A newly commissioned outdoor installation by architect and visual artist Isola Tong elaborates on these historical conjunctures using the Philippines as an entry point. Tong’s research mobilizes the human-animal hybrid tropes of the 1972 Blaxploitation film Twilight Men and looks at the Marcoses’ importation of safari animals from Kenya to create the Calauit Safari Park in Palawan, displacing its indigenous peoples.

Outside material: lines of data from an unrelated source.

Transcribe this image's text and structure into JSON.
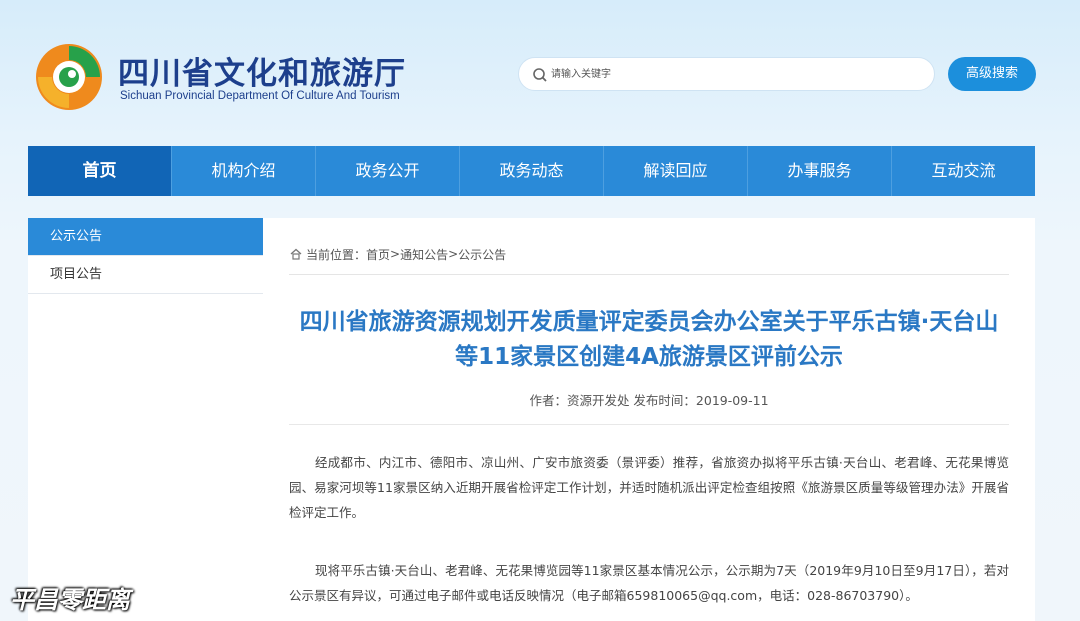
{
  "header": {
    "site_title_cn": "四川省文化和旅游厅",
    "site_title_en": "Sichuan Provincial Department Of Culture And Tourism",
    "search_placeholder": "请输入关键字",
    "advanced_search_label": "高级搜索"
  },
  "nav": {
    "items": [
      "首页",
      "机构介绍",
      "政务公开",
      "政务动态",
      "解读回应",
      "办事服务",
      "互动交流"
    ],
    "active": "首页"
  },
  "sidebar": {
    "items": [
      "公示公告",
      "项目公告"
    ],
    "active": "公示公告"
  },
  "breadcrumb": {
    "prefix": "当前位置：",
    "items": [
      "首页",
      "通知公告",
      "公示公告"
    ],
    "separator": ">"
  },
  "article": {
    "title": "四川省旅游资源规划开发质量评定委员会办公室关于平乐古镇·天台山等11家景区创建4A旅游景区评前公示",
    "meta": "作者：资源开发处   发布时间：2019-09-11",
    "paragraphs": [
      "经成都市、内江市、德阳市、凉山州、广安市旅资委（景评委）推荐，省旅资办拟将平乐古镇·天台山、老君峰、无花果博览园、易家河坝等11家景区纳入近期开展省检评定工作计划，并适时随机派出评定检查组按照《旅游景区质量等级管理办法》开展省检评定工作。",
      "现将平乐古镇·天台山、老君峰、无花果博览园等11家景区基本情况公示，公示期为7天（2019年9月10日至9月17日），若对公示景区有异议，可通过电子邮件或电话反映情况（电子邮箱659810065@qq.com，电话：028-86703790）。"
    ]
  },
  "watermark": "平昌零距离",
  "colors": {
    "nav_bg": "#2a8ad8",
    "nav_active": "#1165b6",
    "title_blue": "#1d3f8c",
    "article_title": "#2a78c4",
    "button_blue": "#1c8fdc"
  }
}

From the color line to Maphilindo, to contemporary retrospections upon Cold War solidarities, 𝐂𝐚𝐬𝐭 𝐁𝐮𝐭 𝐎𝐧𝐞 𝐒𝐡𝐚𝐝𝐨𝐰 takes heed of how race and racial presence informed arguments for sovereignty and expansive imaginations of the region during the Cold War and how these imaginations endure and color our contemporary world.
The third and final iteration of this project will be presented in the Republic of Korea in 2022. The project represents one of the first initiatives by the ASEAN Foundation to examine an expanded and global history of Southeast Asian regionalism.

 

About KONNECT ASEAN

ASEAN has, since its inception, done much to facilitate people-to-people exchange in the arts sector across Southeast Asia to encourage dialogue and debate. This unique space for artistic discourse that allowed for pluralistic notions of what constituted a regional artistic identity and aesthetic is one of ASEAN’s great legacies and is widely discussed, researched, and acknowledged by a new generation of art historians and curators.
In 2019, the Republic of Korea celebrated 30 years of diplomatic relations with ASEAN. In the same year the ASEAN-Korea Cooperation Fund (AKCF) supported KONNECT ASEAN – An ASEAN-Republic of Korea Arts and Cultural Program. Administered by the ASEAN Foundation, KONNECT ASEAN signals both an eagerness by ASEAN to revitalize its once integral role in contemporary visual arts and Korea’s sincerity in establishing closer ties with ASEAN.